LuxSci

Does secure email make you more vulnerable to spam and viruses?

Published: August 28th, 2017

Does secure email make you more vulnerable to spam and viruses?

It can, but I really wouldn’t worry about it too much, and here’s why. There’s really two kinds of secure email. There’s TLS, where the messages are encrypted as they sail between your servers, decrypted when they arrive, and because of that, your spam filter and your virus filter can do all the normal things. They fully protect you.

Every other kind of secure email system encrypts the bodies of the messages and all the attachments, so they’re encrypted while traveling and encrypted at rest. When these arrive to your server, the filters can’t do anything with that information, and that has implications. For spam, the filters can’t tell if the message looks spam-like, but they can look at metadata in the message, the subject, who it’s from, what servers it went through, et cetera. This can allow the spam filters to use some rules and filter out some of that bad message, but some spam can still get through.

For viruses, the situation is much worse. As you can imagine, all the malware is hiding in the message content and in the attachments. The filters on the server side really can’t touch that at all. They can’t tell what’s there, so if you get a virus in an encrypted email, you won’t know it until you actually decrypt the message and open it up in your program. At that point, you better hope that your client side virus scanner pops up and says, “Whoa, better stop there and quarantine this,” but situation’s not so dire.

Why is that? It’s because most systems don’t send messages securely. For example, PayPal, they send you messages, or all the spammers who send you messages, have to send messages that look like PayPal’s normal email, not secure.

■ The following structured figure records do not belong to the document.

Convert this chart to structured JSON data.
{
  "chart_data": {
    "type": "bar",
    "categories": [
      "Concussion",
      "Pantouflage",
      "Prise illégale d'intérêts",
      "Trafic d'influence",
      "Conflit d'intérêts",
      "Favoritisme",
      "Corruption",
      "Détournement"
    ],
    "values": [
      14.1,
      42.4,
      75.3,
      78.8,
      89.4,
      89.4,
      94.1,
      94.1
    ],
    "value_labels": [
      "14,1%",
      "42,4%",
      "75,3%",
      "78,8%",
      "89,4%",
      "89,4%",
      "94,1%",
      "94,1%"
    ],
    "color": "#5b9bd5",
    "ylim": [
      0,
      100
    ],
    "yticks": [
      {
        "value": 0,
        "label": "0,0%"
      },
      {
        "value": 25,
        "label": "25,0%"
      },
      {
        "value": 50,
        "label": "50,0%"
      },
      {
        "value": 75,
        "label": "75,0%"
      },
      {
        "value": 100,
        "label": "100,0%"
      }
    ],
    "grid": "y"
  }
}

If you suddenly get an encrypted message from PayPal that makes you go to some portal and make an account and log in, you’re going to be instantly wary about that and you’re not going to want to do it, and for good reason. This kind of thing makes people unlikely to open secure messages that they’re not waiting for. If it’s from their actual doctor or actual lawyer, they may want to open it because they might expect a secure message.

If it’s from PayPal or some Nigerian prince, there’s not a chance they’re going to open it. That’s why this method of email delivery, while it sounds like it might be a good way to get messages to you that you don’t want, there’s really not a good choice for spammers and virus disseminators. However, it could be a good choice for someone who’s doing a targeted attack on you. If they know you get secure email from a specific source and they can get access to that source and make a message that looks and works like that, then you may trust that even more than a regular message.

As with everything, in email, it’s all about education and being vigilant and knowing what to expect and what to do, and never open attachments and click on links from messages that you are not expecting or that you didn’t solicit or you didn’t talk to people about ahead of time.

I’m Erik Kangas, the CEO of LuxSci, and this was the latest answer to an Ask Erik question.